After the Horns left, Joyce Cobb and Sam the Sham took over, and they were around for a while, but when they left, we didn't know what we were going to do next. So Sid put me on for a season just to try it out. Daren Dortin joined me for a while, but once he left and we got a new producer, we wanted to change things up and so we brought Kevin Cubbins on board. Having Kevin was really refreshing, because it didn't just feel like I was talking at people. Since then, I've been hosting for the past 16 years.
Where did the name Beale Street Caravan come from?

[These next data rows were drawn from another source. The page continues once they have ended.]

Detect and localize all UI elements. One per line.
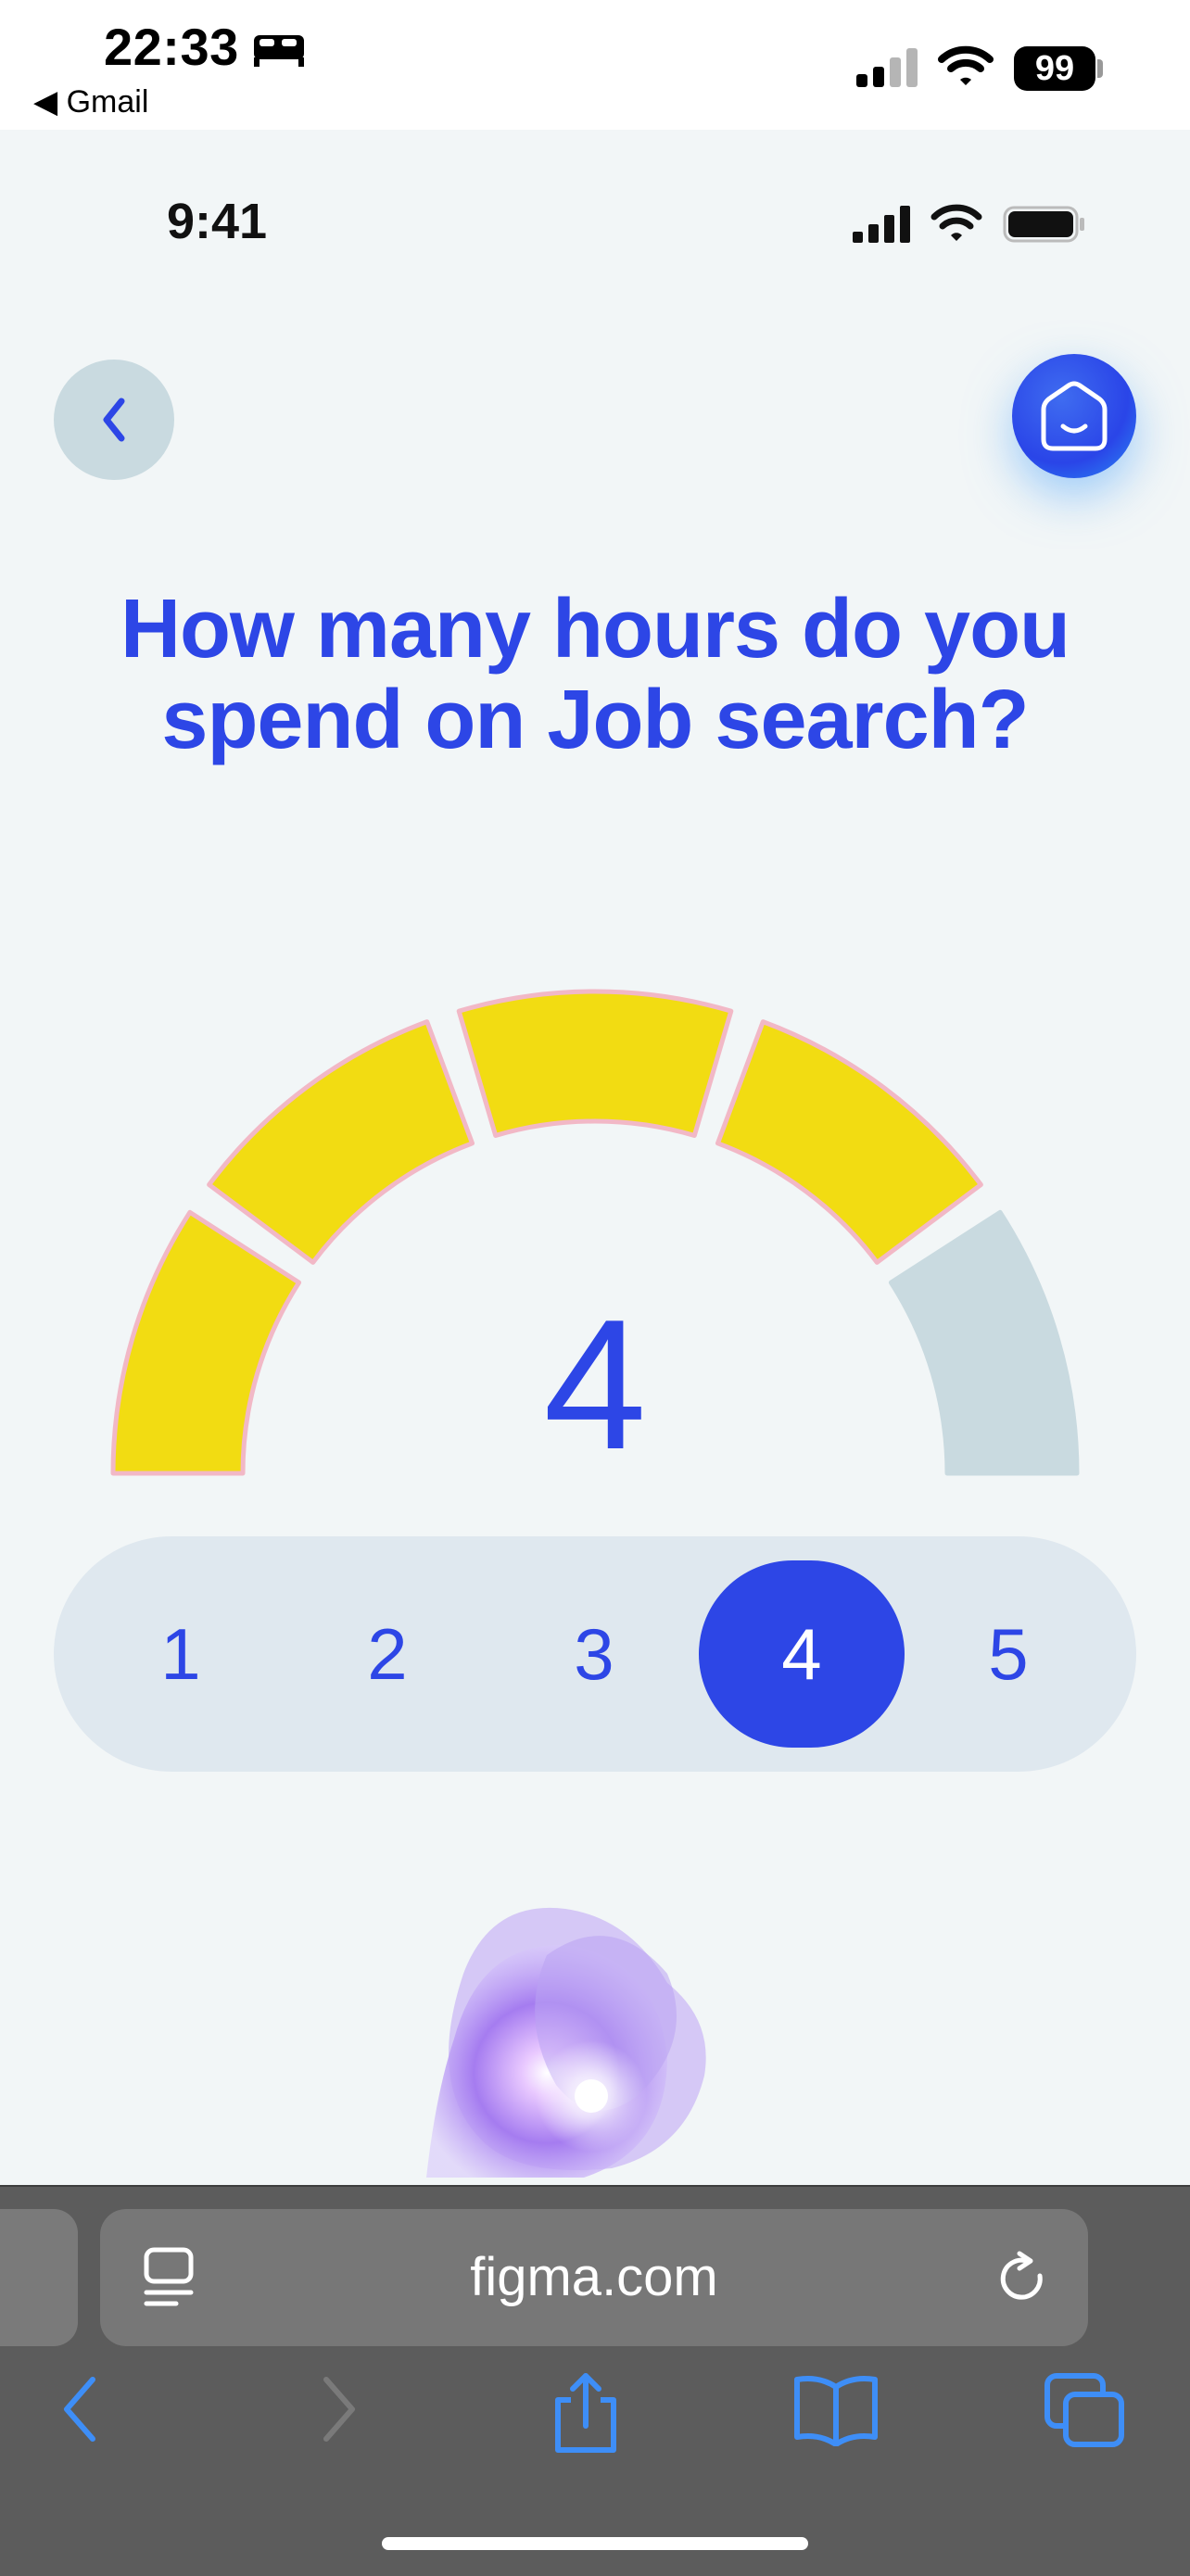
wifi-icon	[938, 45, 994, 85]
home-smile-icon	[1041, 381, 1108, 451]
browser-back-icon[interactable]	[57, 2372, 104, 2446]
page-menu-icon[interactable]	[141, 2246, 196, 2309]
option-5[interactable]: 5	[905, 1560, 1111, 1748]
home-indicator	[382, 2537, 808, 2550]
question-line-2: spend on Job search?	[161, 674, 1029, 766]
chevron-left-icon	[103, 398, 125, 442]
prototype-battery-icon	[1003, 206, 1084, 243]
option-1[interactable]: 1	[78, 1560, 284, 1748]
reload-icon[interactable]	[994, 2250, 1053, 2309]
home-button[interactable]	[1012, 354, 1136, 478]
gauge-segment-3	[456, 989, 734, 1138]
gauge-value: 4	[543, 1282, 647, 1488]
cellular-signal-icon	[856, 48, 918, 87]
gauge-segment-2	[207, 1019, 475, 1265]
option-2[interactable]: 2	[285, 1560, 490, 1748]
battery-tip	[1097, 59, 1103, 78]
back-button[interactable]	[54, 360, 174, 480]
share-icon[interactable]	[549, 2372, 623, 2456]
browser-forward-icon[interactable]	[315, 2372, 361, 2446]
prototype-signal-icon	[853, 206, 910, 243]
previous-tab-preview[interactable]	[0, 2209, 78, 2346]
gauge-segment-4	[715, 1019, 983, 1265]
battery-indicator: 99	[1014, 46, 1095, 91]
option-3[interactable]: 3	[491, 1560, 697, 1748]
question-line-1: How many hours do you	[120, 583, 1070, 676]
prototype-time: 9:41	[167, 194, 268, 249]
address-bar-url[interactable]: figma.com	[100, 2209, 1088, 2346]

I always thought it was a combination of things. We have always featured blues musicians, and when it first started, we didn't have hosts. It was just guys performing. Now we air pre-recorded sets and famous sets from festivals, but we started out live at B.B. King's club. We'd also go to blues festivals in Chicago and festivals like King Biscuit and the Waterfront in Portland. That was the precursor to what we do now. We've had shows that have taken place everywhere. We even have a show from Venezuela that we air. When we first started, we were able to capture stuff from Rufus Thomas, because some of the greats were still with us.
How has the audience reach grown since the show started?
It's always been sporadically picked up all over the world, but it's been picked up by a lot more networks as we've grown, like Armed Forces Radio, for example. Having them air our show puts us anyplace that American troops are, which is everywhere if you think about it. We are in so many places now. We didn't used to have such a big presence in the Middle East, and we also have a lot of sessions recorded online for people to hear all over the world.
What are the criteria for the types of music you play on your show? Does it ever venture out of blues? Do you ever record in-studio?
Kevin Cubbins will record things live sometimes, depending on where he is. One of our engineers, Matt Brown, might get sent somewhere to record something. But some shows that we play are older and were recorded long ago. Other times, people just submit something they recorded themselves. New Orleans Jazz Fest also records their festival and sends it to us. Kevin lets our audience and contributors know what he's looking for, but most of the stuff we air stays within the region.
How is Beale Street Caravan different from something like Rocket Science Audio, Ditty TV, or the now-defunct Live From Memphis?
I think we are a little more focused than the shows you mentioned. We promote the brand of Memphis, and we want people to listen to our show and decide to make a move to Memphis or at least come here and track down an artist. We have a focus on the region, but we'll have acts from all over on the station. The center of [Beale Street Caravan] is always the blues-roots sound that made Memphis famous, and we like to have fun on air and show the reach that Memphis music has across the world and on other musicians. That's why we fit within the NPR format. Our message takes people behind the scenes.
How big is the annual fund-raiser in terms of keeping Beale Street Caravan in business?
It's our only fund-raiser. It's changed over the years, and we've become bigger and bigger, but we only do one thing in terms of raising money.